Listing Two: The fix
procedure TXXTEA_LargeBlock_LE_Decryptor.End_Decrypt;
var
RequiredSizeDecrease: integer;
L: integer;
PlaintextArray, CiphertextArray: TLongWordDynArray;
begin
if FisBuffering then
begin
if FBufLen = 0 then exit;
// c <= 211 ==>
// 2.2.1 Decrypt the message as one XXTEA block.
// 2.2.2 De-salt the decrypted plaintext. That is to say discard the last
// 8 bytes at the head of the decrypted plaintext.
// 2.2.3 De-pad the message out at the tail. The number of pad bytes to
// remove is the value of the last byte.
L := FBufLen div 4;
SetLength( CiphertextArray, L); // Setup longword array.

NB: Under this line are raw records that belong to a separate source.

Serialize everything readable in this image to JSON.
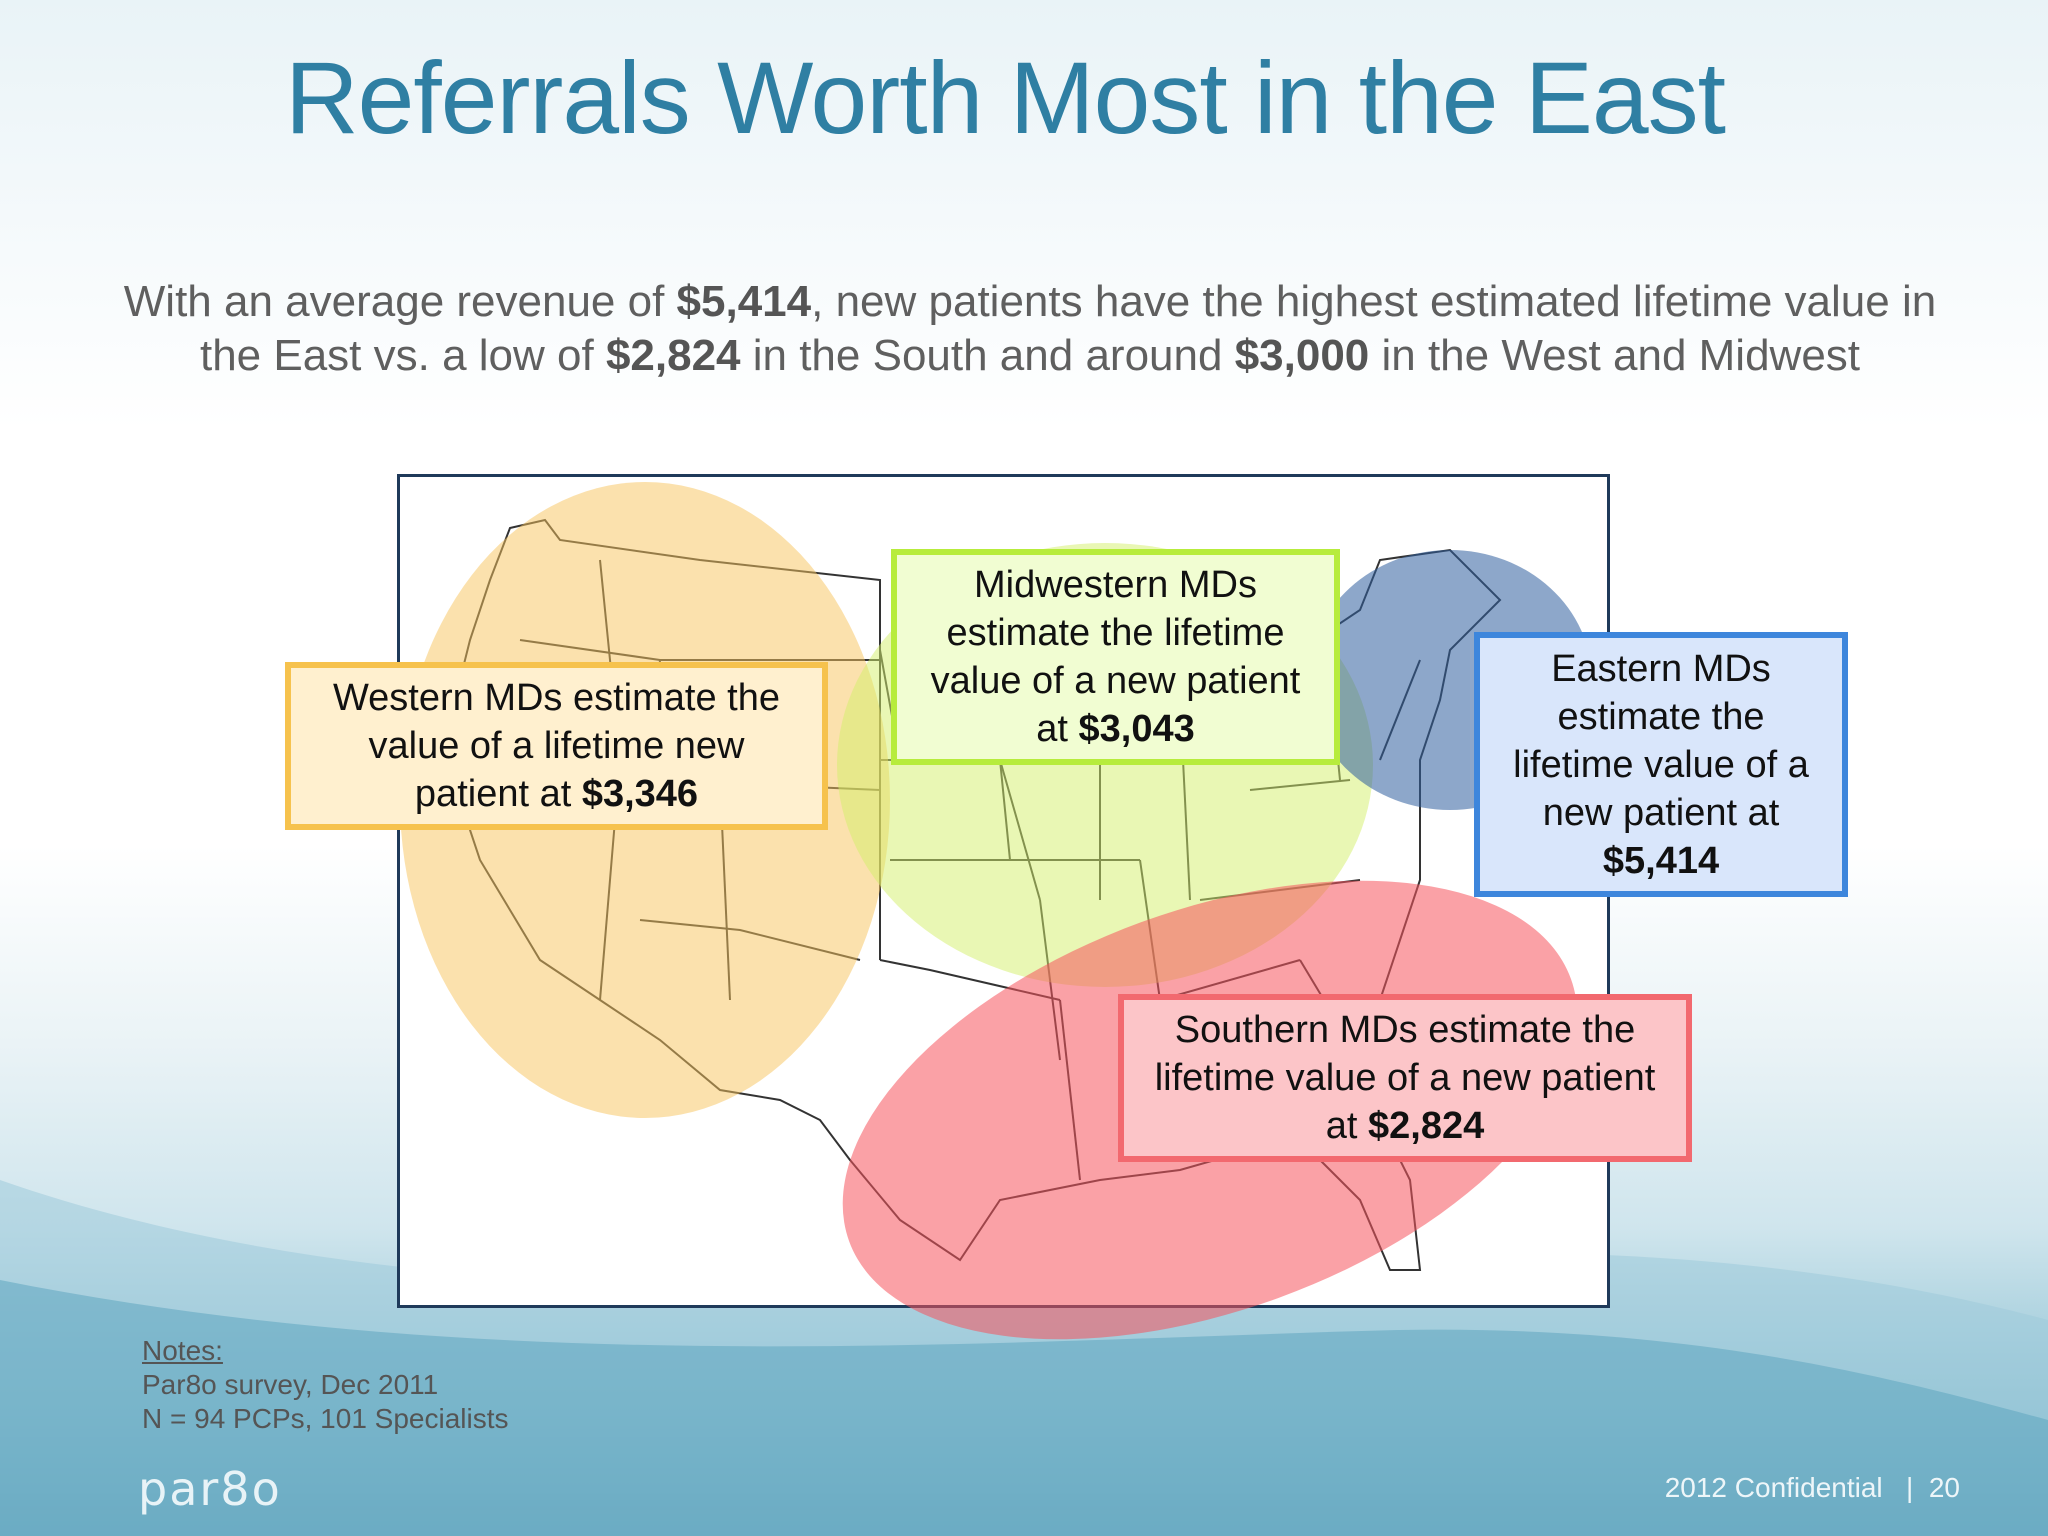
{
  "slide": {
    "title": "Referrals Worth Most in the East",
    "subtitle_line1_a": "With an average revenue of ",
    "subtitle_line1_b": "$5,414",
    "subtitle_line1_c": ", new patients have the highest estimated lifetime value in",
    "subtitle_line2_a": "the East vs. a low of ",
    "subtitle_line2_b": "$2,824",
    "subtitle_line2_c": " in the South and around ",
    "subtitle_line2_d": "$3,000",
    "subtitle_line2_e": " in the West and Midwest"
  },
  "callouts": {
    "west": {
      "line1": "Western MDs estimate the",
      "line2": "value of a lifetime new",
      "line3": "patient at ",
      "value": "$3,346"
    },
    "midwest": {
      "line1": "Midwestern MDs",
      "line2": "estimate the lifetime",
      "line3": "value of a new patient",
      "line4": "at ",
      "value": "$3,043"
    },
    "east": {
      "line1": "Eastern MDs",
      "line2": "estimate the",
      "line3": "lifetime value of a",
      "line4": "new patient at",
      "value": "$5,414"
    },
    "south": {
      "line1": "Southern MDs estimate the",
      "line2": "lifetime value of a new patient",
      "line3": "at ",
      "value": "$2,824"
    }
  },
  "regions": {
    "west_color": "#f7c45c",
    "midwest_color": "#d4f06a",
    "east_color": "#2f5f9e",
    "south_color": "#f5545c"
  },
  "notes": {
    "heading": "Notes:",
    "line1": "Par8o survey, Dec 2011",
    "line2": "N = 94 PCPs, 101 Specialists"
  },
  "footer": {
    "logo": "par8o",
    "confidential": "2012 Confidential",
    "separator": "|",
    "page": "20"
  }
}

SetLength( PlaintextArray , L);
begin
// XXTEA only valid if blocksize is at least 2 longwords.
// With the padding, this should ALWAYS be the case.
// Otherwise the ciphertext message is invalid.
Move( FBuffer[0], CiphertextArray[0], FBufLen); // Convert padded message to longwords.
XXTEA_Decrypt( FKey.FNativeKey, CiphertextArray, PlaintextArray); // One-block encryption.
end;
FBufLen := L * 4;
if FBufLen >= 8 then
Dec( FBufLen, 8) // de-salt
else
FBufLen := 0;
if FBufLen > 0 then // Calculate pad.
begin
if Length( FBuffer) < FBufLen then
SetLength( FBuffer, FBufLen);
Move( PlaintextArray[0], FBuffer[0], FBufLen);
RequiredSizeDecrease := FBuffer[FBufLen-1]
end
else
RequiredSizeDecrease := 0;
if FBufLen >= RequiredSizeDecrease then
Dec( FBufLen, RequiredSizeDecrease) // de-pad
else
FBufLen := 0;
if FBufLen > 0 then
FPlainText.Write( FBuffer[0], FBufLen)
end
else
begin
FFixedDec.End_Decrypt;
FOutputBuffer.EndStreaming; // Discard last 12 bytes
FreeAndNil( FOutputBuffer)
end;
FFixedDec := nil;
FFixedCipher := nil
end;
The next version will be 3.8.0 and will include the XXTEA fix and XXTEA unit tests. I can't give a schedule for it.